Ontem, com 103 anos de idade, morreu o actor Kirk Douglas, que tantas vezes, desde miúdo, vi nos ecrãs, umas vezes herói, outras vilão, mas sempre enérgico, viril, excessivo, por vezes roçando o canastrão, como lhe chamava a minha mãe, outras vezes convincente e mesmo empolgante.

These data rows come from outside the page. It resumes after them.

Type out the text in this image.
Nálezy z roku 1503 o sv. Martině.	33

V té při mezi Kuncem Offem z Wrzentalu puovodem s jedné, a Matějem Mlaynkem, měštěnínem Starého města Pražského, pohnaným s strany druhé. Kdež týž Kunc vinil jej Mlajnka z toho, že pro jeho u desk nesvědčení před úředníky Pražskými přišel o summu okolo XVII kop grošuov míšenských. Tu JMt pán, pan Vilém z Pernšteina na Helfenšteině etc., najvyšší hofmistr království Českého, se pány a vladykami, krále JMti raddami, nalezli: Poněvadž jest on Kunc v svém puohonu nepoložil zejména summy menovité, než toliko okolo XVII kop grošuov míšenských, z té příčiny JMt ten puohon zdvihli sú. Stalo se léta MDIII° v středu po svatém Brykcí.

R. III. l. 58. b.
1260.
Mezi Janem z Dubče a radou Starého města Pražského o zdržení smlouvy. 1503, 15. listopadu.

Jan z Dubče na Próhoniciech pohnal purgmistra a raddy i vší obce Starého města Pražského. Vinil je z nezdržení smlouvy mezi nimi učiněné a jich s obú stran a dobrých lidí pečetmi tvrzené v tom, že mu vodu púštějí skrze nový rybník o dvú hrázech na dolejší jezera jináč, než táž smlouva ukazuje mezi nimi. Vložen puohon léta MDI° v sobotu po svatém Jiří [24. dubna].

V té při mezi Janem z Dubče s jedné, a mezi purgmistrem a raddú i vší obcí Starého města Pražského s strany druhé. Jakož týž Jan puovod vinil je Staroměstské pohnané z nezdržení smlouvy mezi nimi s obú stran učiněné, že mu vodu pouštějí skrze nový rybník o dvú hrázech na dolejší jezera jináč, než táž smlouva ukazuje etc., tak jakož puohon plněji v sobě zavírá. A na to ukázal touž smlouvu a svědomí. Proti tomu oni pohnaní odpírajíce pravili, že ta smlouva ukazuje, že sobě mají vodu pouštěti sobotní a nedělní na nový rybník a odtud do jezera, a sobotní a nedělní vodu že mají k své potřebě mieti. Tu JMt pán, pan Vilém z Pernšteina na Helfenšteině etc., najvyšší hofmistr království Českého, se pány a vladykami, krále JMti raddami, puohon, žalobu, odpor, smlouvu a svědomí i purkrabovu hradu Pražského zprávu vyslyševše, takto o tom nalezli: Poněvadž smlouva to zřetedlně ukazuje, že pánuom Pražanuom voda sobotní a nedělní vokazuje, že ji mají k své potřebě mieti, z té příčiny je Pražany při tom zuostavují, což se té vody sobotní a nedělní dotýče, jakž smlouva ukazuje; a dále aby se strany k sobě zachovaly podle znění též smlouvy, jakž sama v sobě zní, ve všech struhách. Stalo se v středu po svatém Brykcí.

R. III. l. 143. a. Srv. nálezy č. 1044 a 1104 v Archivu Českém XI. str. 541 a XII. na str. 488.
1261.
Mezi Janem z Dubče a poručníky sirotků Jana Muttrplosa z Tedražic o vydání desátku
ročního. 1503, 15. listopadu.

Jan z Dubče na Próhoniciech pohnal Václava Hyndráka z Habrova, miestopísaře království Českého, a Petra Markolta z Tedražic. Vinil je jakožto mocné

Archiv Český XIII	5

Nascido no Império Russo, em 1916, na região que é hoje a Bielorrússia, filho de judeus que emigraram para Nova Iorque, estreou-se no cinema em 1946, depois de alguma experiência teatral e na rádio. Vi-o pela primeira vez no cinema, teria eu uns 10-12 anos, no papel de Ulisses, e logo fiquei rendido àquele herói corajoso, sensato e matreiro, que conseguia matar o Ciclope e evitar sucumbir ao canto das sereias.

Kirk Douglas entrou em cerca de 80 filmes como actor e também produziu bastantes. Fez filmes de guerra e policiais, comédias e dramas, e contracenou com grandes actores e actrizes. De entre os muitos que vi destaco dois, produzidos e protagonizados por ele, ambos com a assinatura desse genial realizador inglês chamado Stanley Kubrick. Primeiro, vi ‘Spartacus’, uma superprodução de 1960, em que Kubrick foi contratado para substituir o realizador inicial, entretanto despedido por Douglas.

Mas o filme em que eu, realmente, me rendi a Kirk Douglas é de 1957, a preto-e-branco, e tem o título ‘Horizontes de Glória’, passado nas trincheiras francesas da Primeira Grande Guerra. Se tiver oportunidade, não perca. Entretanto, se ainda não viu, vá ver ‘1917’, também sobre essa terrível guerra. Garanto-lhe que vale a pena!